Two purebred white adult GSD dogs in the Hammond, Louisiana shelter, a male and a female. I took a video of the male, but they wouldn't let me take a photo of the female.

Short video clip: White male German Shepherd Dog for Adoption in Louisiana - 



Sarge, white, male, German Shepherd Dog ID 12347

Please pass this on to anyone that might rescue/foster/adopt. Thanks!

These two dogs are up for adopt at the Tangipahoa Parish Animal Control Shelter (TPAC) in Hammond, Louisiana Tangipahoa Parish Animal Control 

If you are not ready to adopt, please consider fostering one or both.

If you contact the shelter and these two are not still available please ask about any other GSD dogs. Please consider the adoption option and save an animal's life while you enrich your own.

* Business hours: 8:00 AM - 4:30PM Monday - Friday & 10:00 AM - 2:00 PM Saturday
* Adoption Hours: 12:00 Noon - 4:30 PM Monday - Friday & 10:00 AM - 2:00 PM Saturday
* Intake Hours: 9:00 AM - 4:00 PM Monday - Friday 

Contact info:

Charles "Chip" Fitz - Director
Tangipahoa Parish Animal Control
15487 Club Deluxe Road Hammond LA 70403
Phone: 985-543-0215
Fax: 985-230-0337
Email: [email protected]
Website: Tangipahoa Parish Animal Control

Telephone calls are answered after 8:00 a.m. Monday through Friday. If both lines are busy, a message can be left on voice mail.

RESCUE GROUPS: Tangipahoa Parish Animal Control Shelter (TPAC) is happy to work with rescue groups. Contact the facility with proof of your 501(3)(C) status. Fax or email copy of your paperwork.


----------



## KatieStanley (Apr 27, 2010)

Why wouldn't they allow pictures of the female?


----------



## Jax08 (Feb 13, 2009)

Please contact Echo German Shepherd Rescue. They are a white GSD rescue!


----------



## GSDinNeed (Dec 9, 2010)

Jax08 said:


> Please contact Echo German Shepherd Rescue. They are a white GSD rescue!


Yes, I did, but I never heard back from them.
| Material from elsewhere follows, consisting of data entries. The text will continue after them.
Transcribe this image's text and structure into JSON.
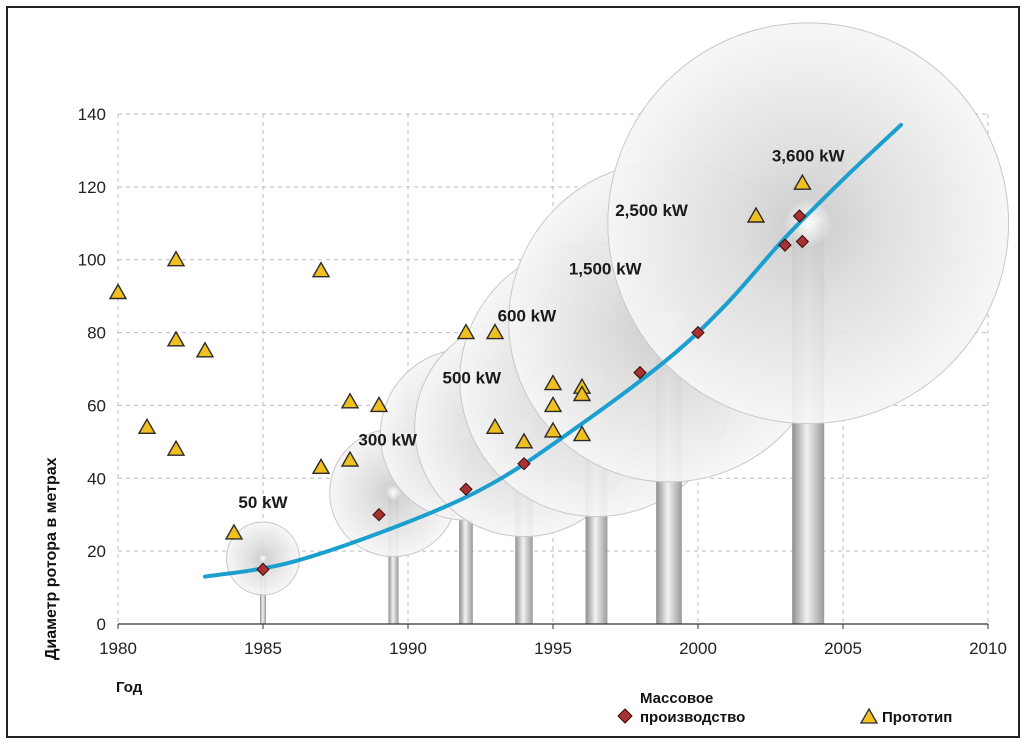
{
  "chart_data": {
    "type": "scatter",
    "xlabel": "Год",
    "ylabel": "Диаметр ротора в метрах",
    "xlim": [
      1980,
      2010
    ],
    "ylim": [
      0,
      140
    ],
    "x_ticks": [
      1980,
      1985,
      1990,
      1995,
      2000,
      2005,
      2010
    ],
    "y_ticks": [
      0,
      20,
      40,
      60,
      80,
      100,
      120,
      140
    ],
    "grid": "dashed horizontal and vertical",
    "colors": {
      "trend": "#1a9fcf",
      "mass": "#b03030",
      "prototype": "#f0c020",
      "disc": "#d8d8d8",
      "tower": "#b5b5b5"
    },
    "series": [
      {
        "name": "Массовое производство",
        "marker": "diamond",
        "points": [
          {
            "x": 1985,
            "y": 15
          },
          {
            "x": 1989,
            "y": 30
          },
          {
            "x": 1992,
            "y": 37
          },
          {
            "x": 1994,
            "y": 44
          },
          {
            "x": 1998,
            "y": 69
          },
          {
            "x": 2000,
            "y": 80
          },
          {
            "x": 2003,
            "y": 104
          },
          {
            "x": 2003.5,
            "y": 112
          },
          {
            "x": 2003.6,
            "y": 105
          }
        ]
      },
      {
        "name": "Прототип",
        "marker": "triangle",
        "points": [
          {
            "x": 1980,
            "y": 91
          },
          {
            "x": 1981,
            "y": 54
          },
          {
            "x": 1982,
            "y": 100
          },
          {
            "x": 1982,
            "y": 78
          },
          {
            "x": 1982,
            "y": 48
          },
          {
            "x": 1983,
            "y": 75
          },
          {
            "x": 1984,
            "y": 25
          },
          {
            "x": 1987,
            "y": 97
          },
          {
            "x": 1987,
            "y": 43
          },
          {
            "x": 1988,
            "y": 61
          },
          {
            "x": 1988,
            "y": 45
          },
          {
            "x": 1989,
            "y": 60
          },
          {
            "x": 1992,
            "y": 80
          },
          {
            "x": 1993,
            "y": 80
          },
          {
            "x": 1993,
            "y": 54
          },
          {
            "x": 1994,
            "y": 50
          },
          {
            "x": 1995,
            "y": 66
          },
          {
            "x": 1995,
            "y": 60
          },
          {
            "x": 1995,
            "y": 53
          },
          {
            "x": 1996,
            "y": 65
          },
          {
            "x": 1996,
            "y": 63
          },
          {
            "x": 1996,
            "y": 52
          },
          {
            "x": 2002,
            "y": 112
          },
          {
            "x": 2003.6,
            "y": 121
          }
        ]
      }
    ],
    "trend": [
      {
        "x": 1983,
        "y": 13
      },
      {
        "x": 1986,
        "y": 17
      },
      {
        "x": 1990,
        "y": 28
      },
      {
        "x": 1993,
        "y": 39
      },
      {
        "x": 1996,
        "y": 55
      },
      {
        "x": 1999,
        "y": 73
      },
      {
        "x": 2001,
        "y": 88
      },
      {
        "x": 2003,
        "y": 106
      },
      {
        "x": 2005,
        "y": 122
      },
      {
        "x": 2007,
        "y": 137
      }
    ],
    "turbines": [
      {
        "label": "50 kW",
        "x": 1985,
        "y": 18,
        "d": 20
      },
      {
        "label": "300 kW",
        "x": 1989.5,
        "y": 36,
        "d": 35
      },
      {
        "label": "500 kW",
        "x": 1992,
        "y": 52,
        "d": 47
      },
      {
        "label": "600 kW",
        "x": 1994,
        "y": 54,
        "d": 60
      },
      {
        "label": "1,500 kW",
        "x": 1996.5,
        "y": 67,
        "d": 75
      },
      {
        "label": "2,500 kW",
        "x": 1999,
        "y": 83,
        "d": 88
      },
      {
        "label": "3,600 kW",
        "x": 2003.8,
        "y": 110,
        "d": 110
      }
    ]
  },
  "legend": {
    "mass_label_line1": "Массовое",
    "mass_label_line2": "производство",
    "prototype_label": "Прототип"
  }
}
I also emailed another white GSD rescue and never heard back from them either. 

I think the shelter didn't want me to photography the female because they had her in another area and didn't feel like going to get her out for me and I was not allowed to go in the other building myself. I also see that now they don't have any pets listed on petfinder. While there they told us they were having computer troubles and were short on help.


----------



## Blanca's Momma (Sep 8, 2010)

Any word on these two?


----------



## GSDinNeed (Dec 9, 2010)

The white male GSD was just adopted this past Saturday at a local pet adoption event. It was held in front of the local WalMart and I happened to go there that day and saw the man leaving with the WGSD. I don't know about the female. You will have to call and ask the shelter. They are still having computer troubles with petfinder and their pet photos are still not showing up.


----------